Evidence of deficiency in Australia and New Zealand

It is a common perception that although dietary intakes are not ideal, vitamin and mineral deficiencies are not a major health concern; however, research has shown that several subpopulations, such as children, pregnant and lactating women, older adults, institutionalised individuals, indigenous peoples and vegetarians, are at real risk.

For example, several local surveys have found that mild to moderate iodine deficiency is more prevalent than once thought (Li et al 2001). This is of great concern because mild iodine deficiency during childhood and pregnancy has the potential to impair neurological development. One survey of Sydney schoolchildren, healthy adult volunteers, pregnant women and patients with diabetes found that all four groups had urinary iodine excretion values below those set by the World Health Organization for iodine repletion (Li et al 2001). Another survey of 225 children in Tasmania identified evidence of mild iodine deficiency in 25% of boys and 21% of girls (Guttikonda et al 2002). A research group at Monash Medical Centre in Melbourne screened 802 pregnant women and found that 48.4% of Caucasian women had urinary iodine concentrations below 50 micrograms/L compared to 38.4% of Vietnamese women and 40.8% of Indian/Sri Lankan women (Hamrosi et al 2005). These figures are disturbing when one considers that normal levels are over 100 micrograms/L, mild deficiency is diagnosed at 51–100 micrograms/L and moderate to severe deficiency at < 50 micrograms/L (Gunton et al 1999). A study conducted at a Sydney hospital involving 81 women attending a ‘high risk’ clinic found moderate to severe iodine deficiency in 19.8% of volunteers and mild iodine deficiency in another 29.6% (Gunton et al 1999).
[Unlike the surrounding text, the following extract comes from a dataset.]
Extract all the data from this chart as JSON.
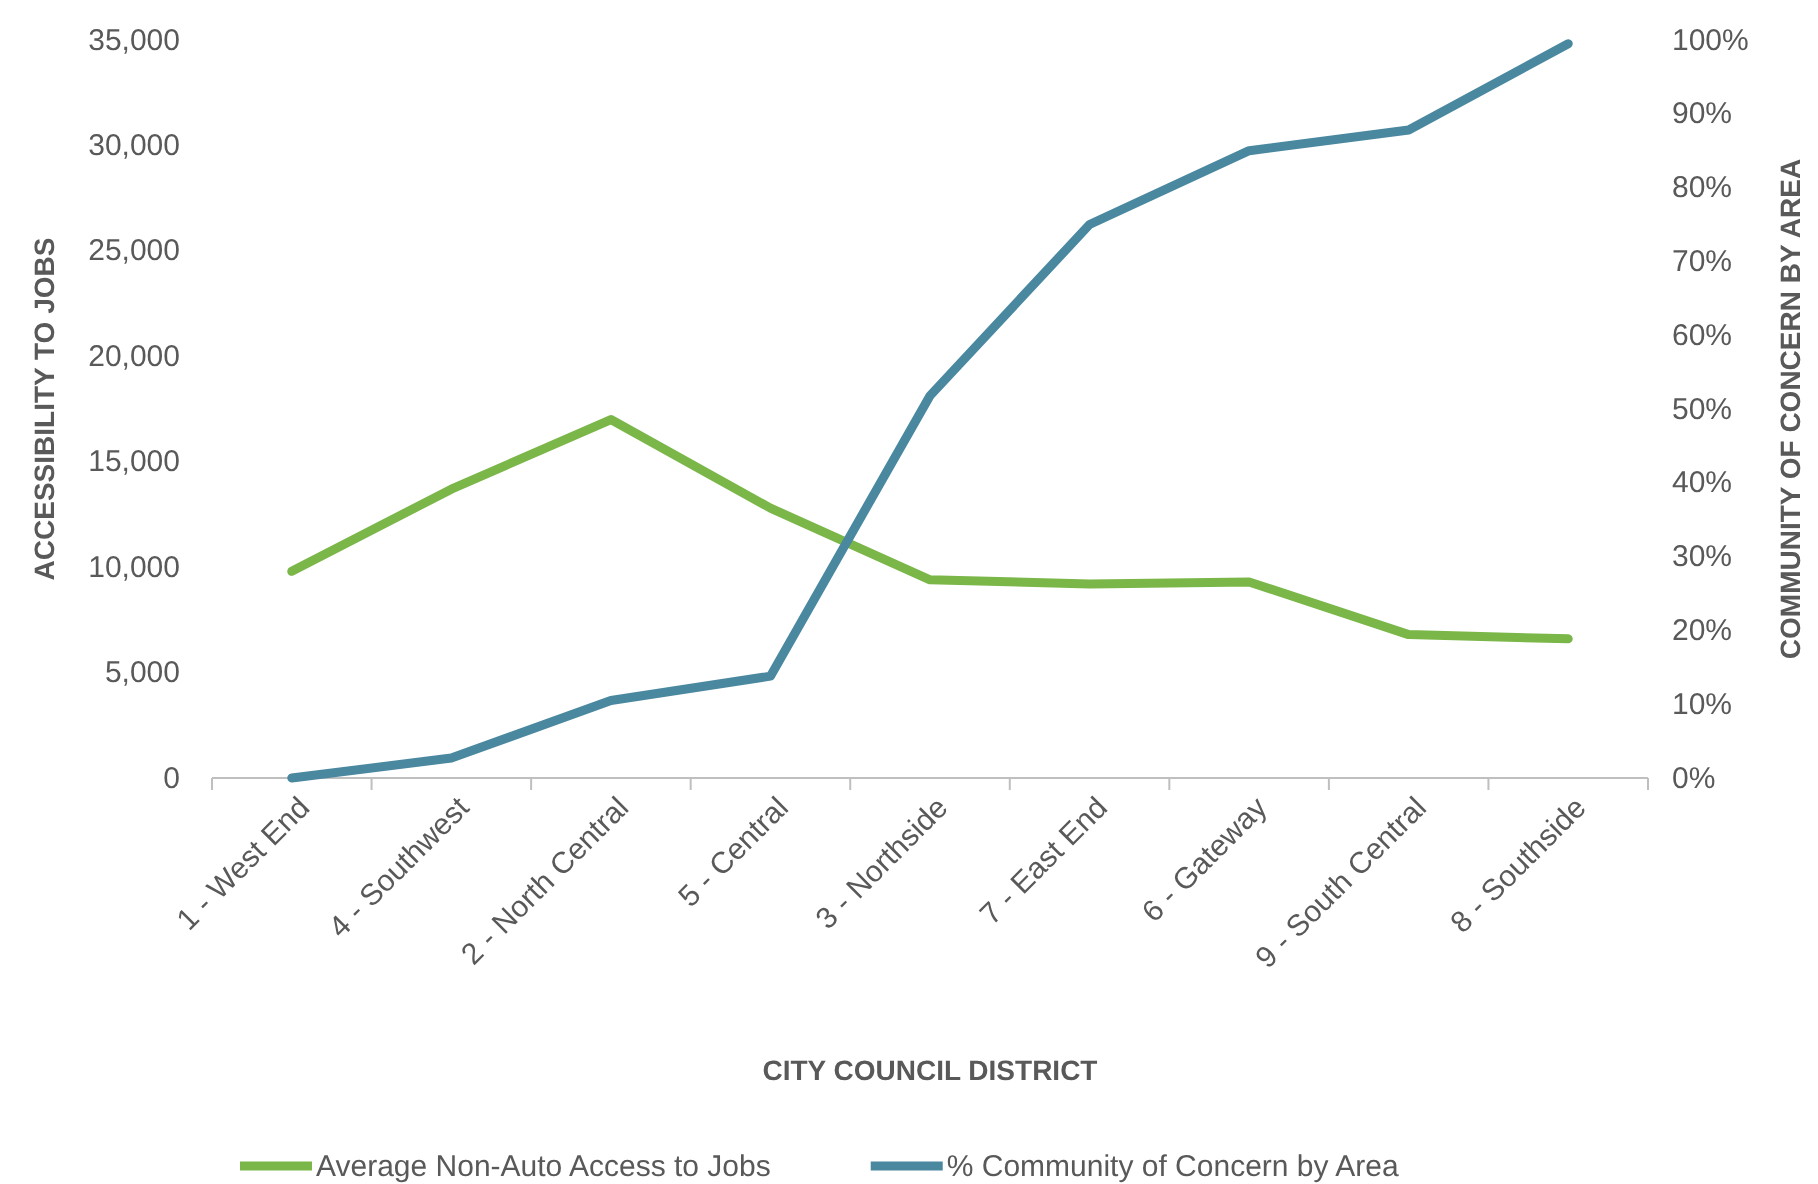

In Australia and New Zealand, the prevalence of vitamin D deficiency varies, but it is now acknowledged to be much higher than previously thought (Nowson & Margerison 2002). The groups at greatest risk are dark-skinned and veiled women (particularly in pregnancy), their infants, and older persons living in residential care. The study by Nowson andMargerison found marginal deficiency in 23% of women, and another frank deficiency in 80% of dark-skinned women in Australia. A study conducted in a large aged-care facility in Auckland identified frank vitamin D deficiency in 49% of elderly participants in midwinter and in 33% in midsummer (Ley et al 1999). Even in studies of ‘healthy’ adults, vitamin D insufficiency has been found to affect more than 40% of residents in Queensland (Kimlin et al 2007, van der Mei et al 2007) and over 65% of Tasmanians (van der Mei et al 2007).